Court jails Kosovo Serb politician
January 22, 2016Judges from the European Rule of Law Mission (EULEX) in Kosovo found Oliver Ivanovic guilty of war crimes against ethnic Albanians, a ruling that was slammed by Belgrade.
Ivanovic, considered by some to be a moderate Kosovo Serb politician, has denied the charges, claiming they were politically-motivated. Four Kosovo Serbs who were charged with him were acquitted.
However, judges said they believed Ivanovic was a member of a paramilitary group that had chased ethnic Albanians from the Serb-controlled part of the northern town of Mitrovica. It said men had been separated from women and children and that some of them had been killed.
"Oliver Ivanovic was aware of the operation of expelling and killing civilian ethnic Albanians." He wore a blue uniform and was armed," Judge Roxana Comsa, from Romania, said.
"On that day he willingly complied with the plan, knowing that it would result in the killings," Comsa told the court in Mitrovica. "Victims were taken in front of their families and later were executed."

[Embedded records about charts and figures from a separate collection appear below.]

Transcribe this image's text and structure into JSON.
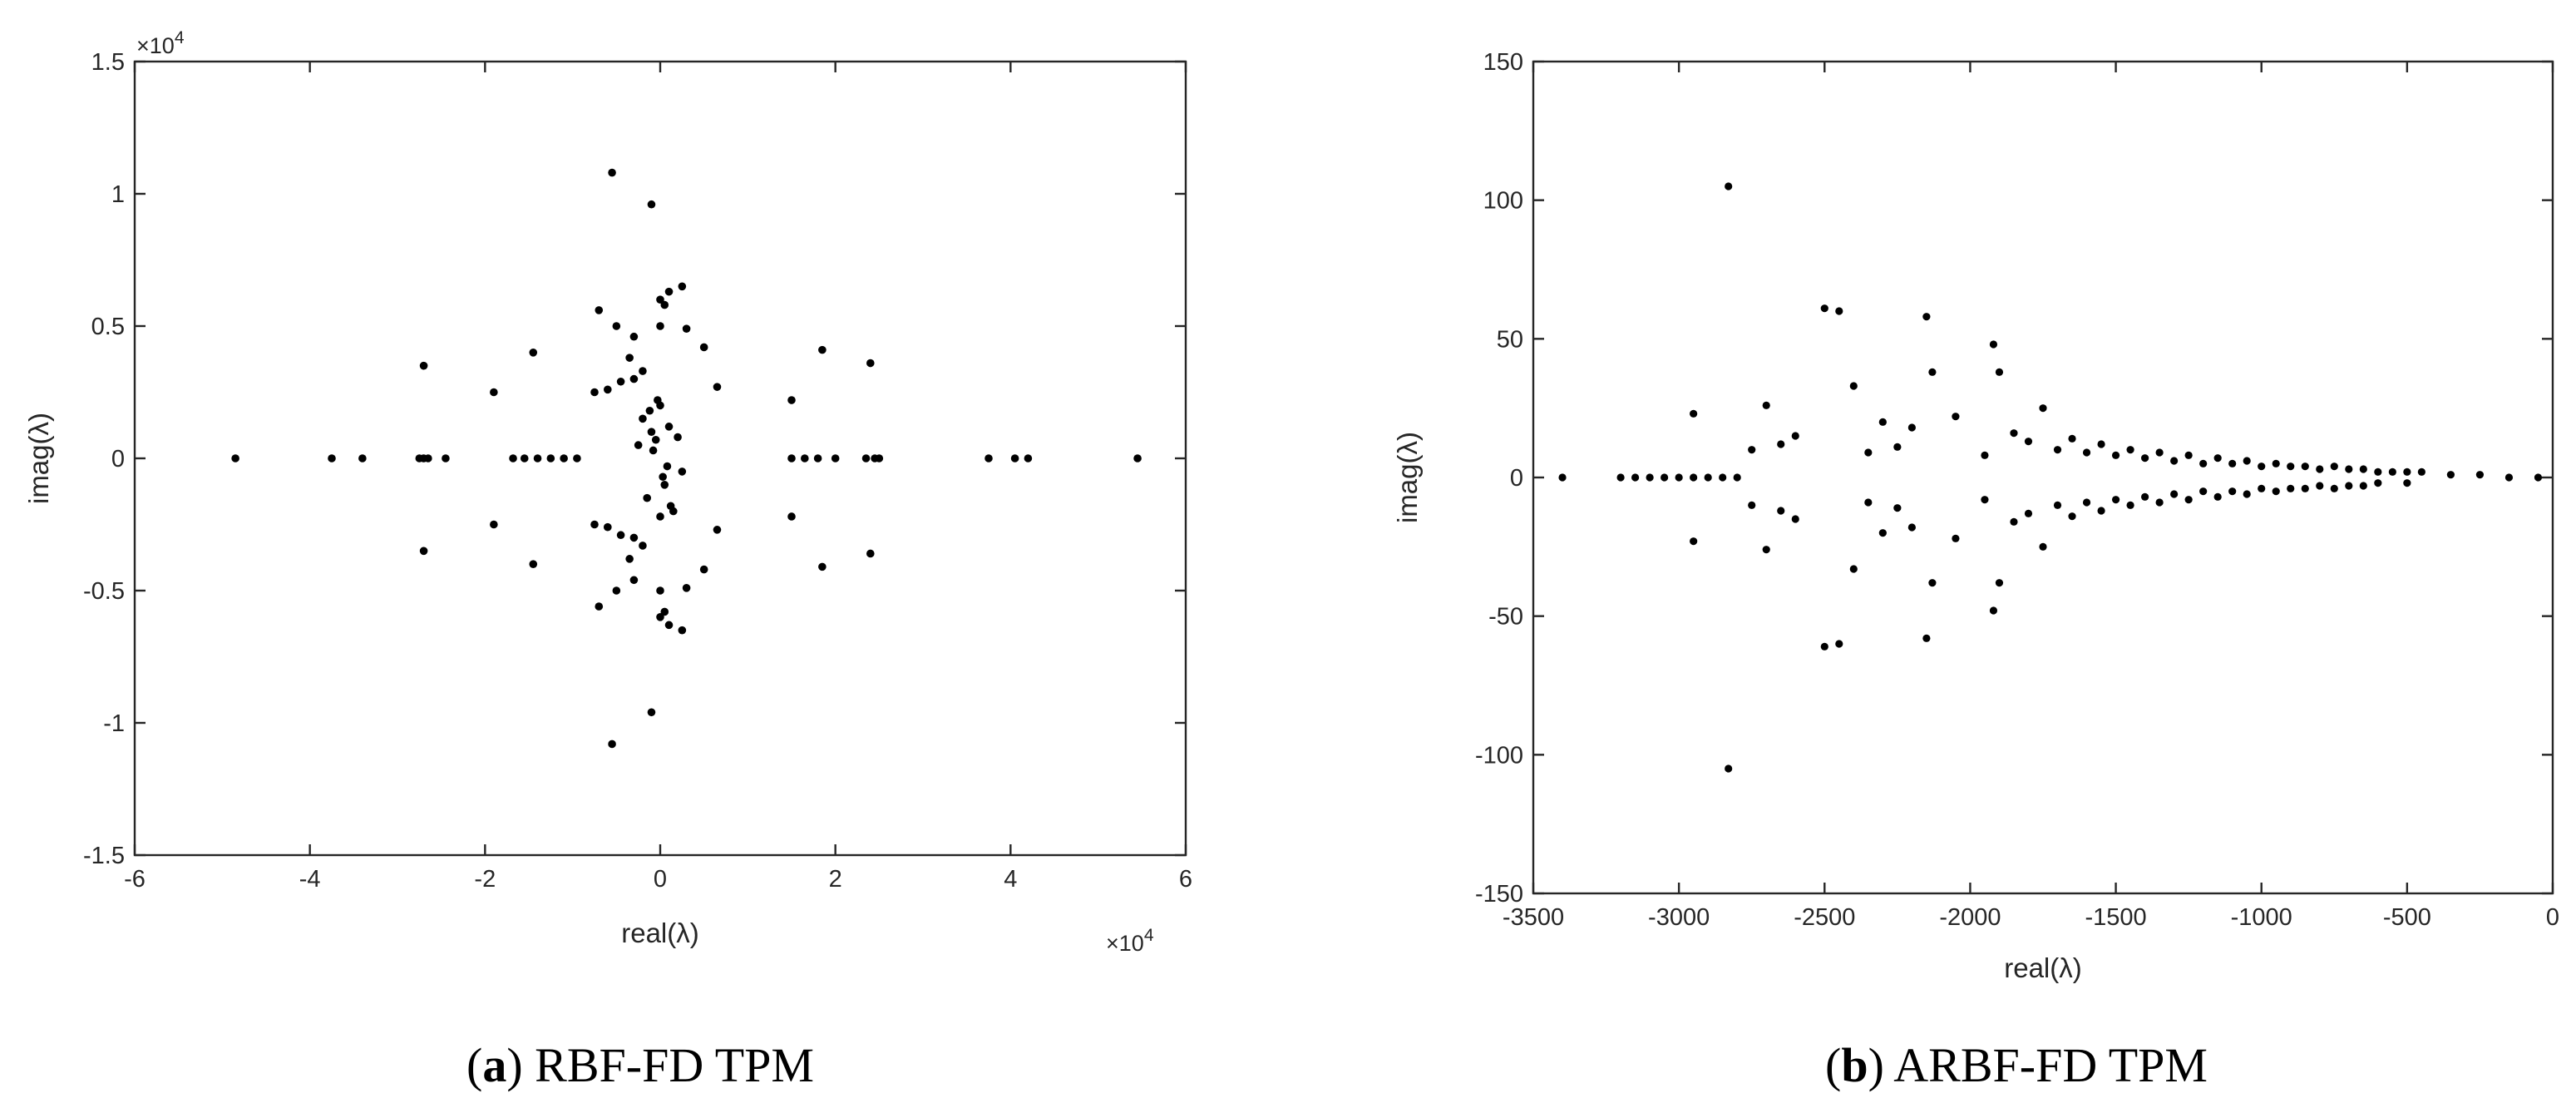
{
  "chart_data": [
    {
      "type": "scatter",
      "panel": "(a)",
      "caption_letter": "a",
      "caption_text": "RBF-FD TPM",
      "xlabel": "real(λ)",
      "ylabel": "imag(λ)",
      "xlim": [
        -60000,
        60000
      ],
      "ylim": [
        -15000,
        15000
      ],
      "x_ticks": [
        -60000,
        -40000,
        -20000,
        0,
        20000,
        40000,
        60000
      ],
      "y_ticks": [
        -15000,
        -10000,
        -5000,
        0,
        5000,
        10000,
        15000
      ],
      "x_tick_labels": [
        "-6",
        "-4",
        "-2",
        "0",
        "2",
        "4",
        "6"
      ],
      "y_tick_labels": [
        "-1.5",
        "-1",
        "-0.5",
        "0",
        "0.5",
        "1",
        "1.5"
      ],
      "x_exponent_label": "×10",
      "x_exponent_power": "4",
      "y_exponent_label": "×10",
      "y_exponent_power": "4",
      "grid": false,
      "marker_color": "#000000",
      "x": [
        -48500,
        -37500,
        -34000,
        -27500,
        -27000,
        -26500,
        -24500,
        -16800,
        -15500,
        -14000,
        -12500,
        -11000,
        -9500,
        15000,
        16500,
        18000,
        20000,
        23500,
        24500,
        25000,
        37500,
        40500,
        42000,
        54500,
        -27000,
        -19000,
        -14500,
        -7000,
        -5500,
        -1000,
        2500,
        1000,
        0,
        18500,
        15000,
        24000,
        0,
        -3000,
        -3500,
        -6000,
        -7500,
        -5000,
        3000,
        5000,
        6500,
        500,
        -2000,
        -4500,
        -3000,
        -27000,
        -19000,
        -14500,
        -7000,
        -5500,
        -1000,
        2500,
        1000,
        0,
        18500,
        15000,
        24000,
        0,
        -3000,
        -3500,
        -6000,
        -7500,
        -5000,
        3000,
        5000,
        6500,
        500,
        -2000,
        -4500,
        -3000,
        -2000,
        -1000,
        0,
        1000,
        2000,
        -1500,
        500,
        1500,
        -2500,
        2500,
        -500,
        300,
        -800,
        800,
        -1200,
        1200,
        -300,
        0
      ],
      "y": [
        0,
        0,
        0,
        0,
        0,
        0,
        0,
        0,
        0,
        0,
        0,
        0,
        0,
        0,
        0,
        0,
        0,
        0,
        0,
        0,
        0,
        0,
        0,
        0,
        3500,
        2500,
        4000,
        5600,
        10800,
        9600,
        6500,
        6300,
        6000,
        4100,
        2200,
        3600,
        5000,
        4600,
        3800,
        2600,
        2500,
        5000,
        4900,
        4200,
        2700,
        5800,
        3300,
        2900,
        3000,
        -3500,
        -2500,
        -4000,
        -5600,
        -10800,
        -9600,
        -6500,
        -6300,
        -6000,
        -4100,
        -2200,
        -3600,
        -5000,
        -4600,
        -3800,
        -2600,
        -2500,
        -5000,
        -4900,
        -4200,
        -2700,
        -5800,
        -3300,
        -2900,
        -3000,
        1500,
        1000,
        2000,
        1200,
        800,
        -1500,
        -1000,
        -2000,
        500,
        -500,
        700,
        -700,
        300,
        -300,
        1800,
        -1800,
        2200,
        -2200
      ]
    },
    {
      "type": "scatter",
      "panel": "(b)",
      "caption_letter": "b",
      "caption_text": "ARBF-FD TPM",
      "xlabel": "real(λ)",
      "ylabel": "imag(λ)",
      "xlim": [
        -3500,
        0
      ],
      "ylim": [
        -150,
        150
      ],
      "x_ticks": [
        -3500,
        -3000,
        -2500,
        -2000,
        -1500,
        -1000,
        -500,
        0
      ],
      "y_ticks": [
        -150,
        -100,
        -50,
        0,
        50,
        100,
        150
      ],
      "x_tick_labels": [
        "-3500",
        "-3000",
        "-2500",
        "-2000",
        "-1500",
        "-1000",
        "-500",
        "0"
      ],
      "y_tick_labels": [
        "-150",
        "-100",
        "-50",
        "0",
        "50",
        "100",
        "150"
      ],
      "grid": false,
      "marker_color": "#000000",
      "x": [
        -3400,
        -3200,
        -3150,
        -3100,
        -3050,
        -3000,
        -2950,
        -2900,
        -2850,
        -2800,
        -2830,
        -2830,
        -2950,
        -2950,
        -2700,
        -2700,
        -2500,
        -2500,
        -2450,
        -2450,
        -2400,
        -2400,
        -2150,
        -2150,
        -2130,
        -2130,
        -1920,
        -1920,
        -1900,
        -1900,
        -1750,
        -1750,
        -2600,
        -2600,
        -2300,
        -2300,
        -2200,
        -2200,
        -2050,
        -2050,
        -1850,
        -1850,
        -1650,
        -1650,
        -1550,
        -1550,
        -1450,
        -1450,
        -1350,
        -1350,
        -1250,
        -1250,
        -1150,
        -1150,
        -1050,
        -1050,
        -950,
        -950,
        -850,
        -850,
        -750,
        -750,
        -650,
        -650,
        -550,
        -450,
        -350,
        -250,
        -150,
        -50,
        -2750,
        -2750,
        -2650,
        -2650,
        -2350,
        -2350,
        -2250,
        -2250,
        -1950,
        -1950,
        -1800,
        -1800,
        -1700,
        -1700,
        -1600,
        -1600,
        -1500,
        -1500,
        -1400,
        -1400,
        -1300,
        -1300,
        -1200,
        -1200,
        -1100,
        -1100,
        -1000,
        -1000,
        -900,
        -900,
        -800,
        -800,
        -700,
        -700,
        -600,
        -600,
        -500,
        -500
      ],
      "y": [
        0,
        0,
        0,
        0,
        0,
        0,
        0,
        0,
        0,
        0,
        105,
        -105,
        23,
        -23,
        26,
        -26,
        61,
        -61,
        60,
        -60,
        33,
        -33,
        58,
        -58,
        38,
        -38,
        48,
        -48,
        38,
        -38,
        25,
        -25,
        15,
        -15,
        20,
        -20,
        18,
        -18,
        22,
        -22,
        16,
        -16,
        14,
        -14,
        12,
        -12,
        10,
        -10,
        9,
        -9,
        8,
        -8,
        7,
        -7,
        6,
        -6,
        5,
        -5,
        4,
        -4,
        4,
        -4,
        3,
        -3,
        2,
        2,
        1,
        1,
        0,
        0,
        10,
        -10,
        12,
        -12,
        9,
        -9,
        11,
        -11,
        8,
        -8,
        13,
        -13,
        10,
        -10,
        9,
        -9,
        8,
        -8,
        7,
        -7,
        6,
        -6,
        5,
        -5,
        5,
        -5,
        4,
        -4,
        4,
        -4,
        3,
        -3,
        3,
        -3,
        2,
        -2,
        2,
        -2
      ]
    }
  ]
}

'No lawyer could have changed it'
Serbia's responded to the ruling with condemnation, decrying it a political move aimed at humiliating the country. The head of Serbia's Kosovo office Marko Djuric told Serbian state media RTS that Belgrade was seeking a "measured response."
However, he cast doubt on whether Serbia would continue talks with Kosovo about the normalization of relations which have again become frosty.
"There is no lawyer that could have changed the political determination to humiliate and punish the whole of Serbia."
"This is a red line where we wonder whether to continue and how," he said. The talks were due to resume in Brussels on January 27.
Albanians, who are a 90 percent majority in Kosovo, launched an insurgency against rule from Belgrade in 1998, with fighting becoming an all-out war in the subsequent year. Kosovo broke from Serbian rule after NATO bombed Serbia to halt killings and expulsions of Albanians from the territory.
Kosovo is hoping to join the European Union at some point in the future, and it has been in negotiations with Brussels since 2013. Its independence has still not been recognized by Serbia, or five of the 28 EU member states.Serbia also aspires to EU membership and both countries would both be required to normalize relations before being considered to progress to accession.